La vie après la mort (III)
Mourir en Belgique
Nicolas Muret prit un air penaud et un peu buté, comme lorsqu’il était enfant. Je suis allé chercher l’enveloppe qui lui était adressée. Quand je suis revenu, ils étaient silencieux. L’ambiance était tendue. Nicolas a pris l’enveloppe, m’a dit merci machinalement et a ajouté qu’il voulait la lire étant seul. Il a quitté la pièce.
– Excuse-le, plaida Anne-Lou. Je ne m’attendais pas à ce que sa peine fasse renaître de vieilles rancunes. Mais il y a plein de choses que tu ignores de Maman. Elle n’avait pas toujours raison. Elle pouvait être sauvage, concentrée sur un but, oubliant tout le reste. Même Papa. Même Nicolas.
– Tu as une façon un peu bizarre de le consoler, observa Alexandre.
Il fit dériver la conversation sur l’intendance. La famille arriva. Il fallait organiser le convoi pour le surlendemain. Les visites se succédèrent. Nicolas avait resurgi et restait à moins de trois mètres de sa sœur comme si c’était sa seule alliée dans un monde hostile. Tard dans la soirée, Nicolas Muret lança soudain:
– Je me demande pourquoi elle n’est pas morte en Belgique.
– Eh bien, répondit sa sœur, parce qu’elle voulait mourir ici.
– Ce n’est pas ça, s’impatienta-t-il. En Belgique, la loi autorise l’euthanasie dans le cas de Maman. On ne m’ôtera pas de la tête qu’on n’a pas le droit de faire ça comme ça.
– Je pense que tu as raison, dis-je. Je savais, pour votre loi. Nous en avions même parlé. Sans évoquer son cas particulier.
– Elle en parle, dans sa lettre, reprit Anne-Lou. Elle dit qu’elle ne sait pas si cette loi est la solution. Il faut passer comme un examen et c’est une décision si intime. Elle dit qu’un soir où elle sera épuisée, totalement, elle forcera la dose. Elle. Maman.
– Tu n’as été qu’un instrument, en somme, souligna Nicolas
– J’ai fait comme elle a voulu, dis-je. Mais elle voulait peut-être que j’insiste? Que j’argumente? Que je la contredise? Que je fasse semblant de n’avoir pas compris?

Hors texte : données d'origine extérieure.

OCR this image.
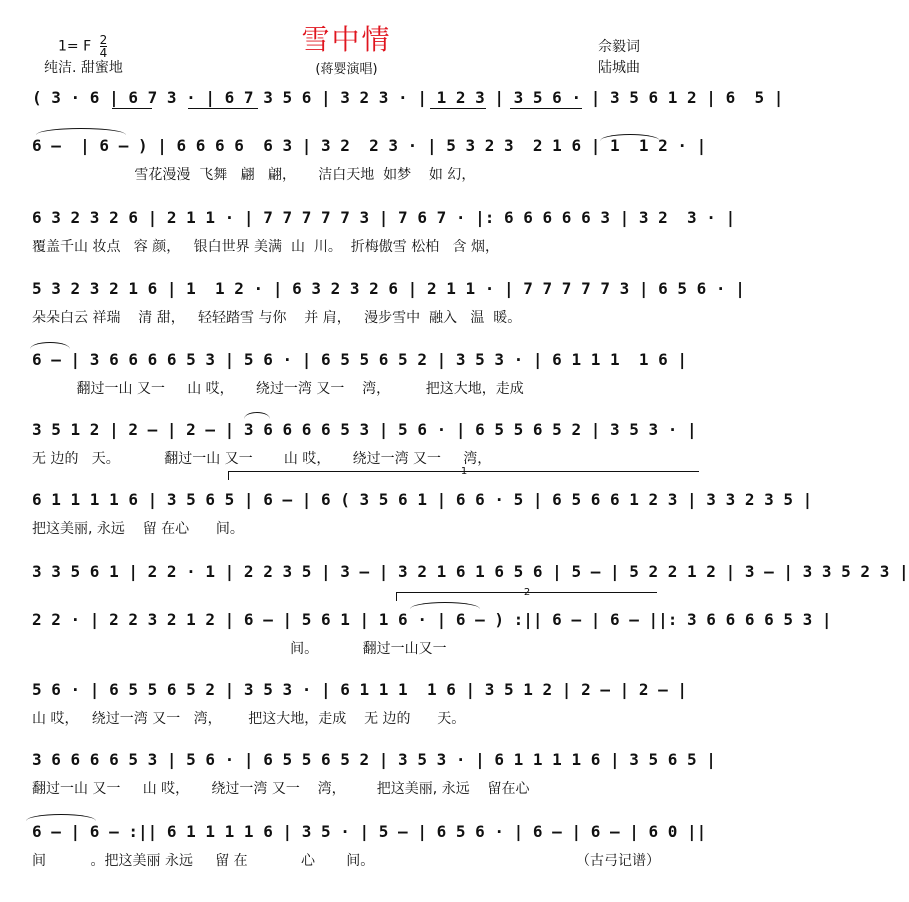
雪中情
(蒋婴演唱)
1= F $\frac{2}{4}$
纯洁. 甜蜜地
佘毅词
陆城曲
（古弓记谱）
( 3 · 6 | 6 7 3 · | 6 7 3 5 6 | 3 2 3 · | 1 2 3 | 3 5 6 · | 3 5 6 1 2 | 6  5 |
6 –  | 6 – ) | 6 6 6 6  6 3 | 3 2  2 3 · | 5 3 2 3  2 1 6 | 1  1 2 · |
雪花漫漫  飞舞   翩   翩，     洁白天地  如梦    如 幻，
6 3 2 3 2 6 | 2 1 1 · | 7 7 7 7 7 3 | 7 6 7 · |: 6 6 6 6 6 3 | 3 2  3 · |
覆盖千山 妆点   容 颜，   银白世界 美满  山  川。  折梅傲雪 松柏   含 烟，
5 3 2 3 2 1 6 | 1  1 2 · | 6 3 2 3 2 6 | 2 1 1 · | 7 7 7 7 7 3 | 6 5 6 · |
朵朵白云 祥瑞    清 甜，   轻轻踏雪 与你    并 肩，   漫步雪中  融入   温  暖。
6 – | 3 6 6 6 6 5 3 | 5 6 · | 6 5 5 6 5 2 | 3 5 3 · | 6 1 1 1  1 6 |
翻过一山 又一     山 哎，     绕过一湾 又一    湾，        把这大地，走成
3 5 1 2 | 2 – | 2 – | 3 6 6 6 6 5 3 | 5 6 · | 6 5 5 6 5 2 | 3 5 3 · |
无 边的   天。          翻过一山 又一       山 哎，     绕过一湾 又一     湾，
1
6 1 1 1 1 6 | 3 5 6 5 | 6 – | 6 ( 3 5 6 1 | 6 6 · 5 | 6 5 6 6 1 2 3 | 3 3 2 3 5 |
把这美丽, 永远    留 在心      间。
3 3 5 6 1 | 2 2 · 1 | 2 2 3 5 | 3 – | 3 2 1 6 1 6 5 6 | 5 – | 5 2 2 1 2 | 3 – | 3 3 5 2 3 |
2
2 2 · | 2 2 3 2 1 2 | 6 – | 5 6 1 | 1 6 · | 6 – ) :|| 6 – | 6 – ||: 3 6 6 6 6 5 3 |
间。          翻过一山又一
5 6 · | 6 5 5 6 5 2 | 3 5 3 · | 6 1 1 1  1 6 | 3 5 1 2 | 2 – | 2 – |
山 哎，   绕过一湾 又一   湾，      把这大地，走成    无 边的      天。
3 6 6 6 6 5 3 | 5 6 · | 6 5 5 6 5 2 | 3 5 3 · | 6 1 1 1 1 6 | 3 5 6 5 |
翻过一山 又一     山 哎，     绕过一湾 又一    湾，       把这美丽, 永远    留在心
6 – | 6 – :|| 6 1 1 1 1 6 | 3 5 · | 5 – | 6 5 6 · | 6 – | 6 – | 6 0 ||
间          。把这美丽 永远     留 在            心       间。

Mais cela ne s’était pas passé de la sorte et le vendredi 23 août 2002, une colonne de véhicules suivant un corbillard quitta la Terre-Adélie en direction d’Andelot-en-Montagne. Beaucoup d’habitants du village, quelques collègues, médicaux ou politiques, quelques connaissances s’étaient rassemblés au moment du départ, vers les neuf heures du matin. J’avais l’impression qu’ils venaient saluer un départ en vacances. J’avais hâte d’être parti, d’être arrivé, de voir le cercueil descendre dans la concession descellée, de jeter une fleur dans la tombe et d’être seul. Il y aurait encore le repas et la nuit à l’hôtel, puis le retour, qui vers la Belgique, qui vers le Gard.

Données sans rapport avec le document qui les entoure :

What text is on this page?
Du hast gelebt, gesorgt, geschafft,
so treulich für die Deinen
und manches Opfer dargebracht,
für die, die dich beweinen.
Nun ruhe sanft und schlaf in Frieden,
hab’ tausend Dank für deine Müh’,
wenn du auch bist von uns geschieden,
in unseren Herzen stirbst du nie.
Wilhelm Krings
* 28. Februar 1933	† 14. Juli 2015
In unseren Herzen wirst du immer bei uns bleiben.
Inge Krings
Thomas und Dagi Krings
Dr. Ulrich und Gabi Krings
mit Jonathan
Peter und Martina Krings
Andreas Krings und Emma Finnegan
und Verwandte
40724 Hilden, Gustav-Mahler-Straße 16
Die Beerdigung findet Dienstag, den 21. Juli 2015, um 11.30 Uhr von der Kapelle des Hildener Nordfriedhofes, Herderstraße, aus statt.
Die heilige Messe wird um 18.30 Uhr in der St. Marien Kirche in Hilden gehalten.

Je me sentais absent, en pilotage automatique, littéralement, comme un automate. Où était l’erreur? Si je n’avais vraiment été qu’un instrument? Si la définition d’Anne-Lou – sa mère tendue vers un but sans autre préoccupation – était exacte? Mon geste me torturait. Non, je n’y avais pas été forcé. Un jour, je le dirais; un jour, je le revendiquerais.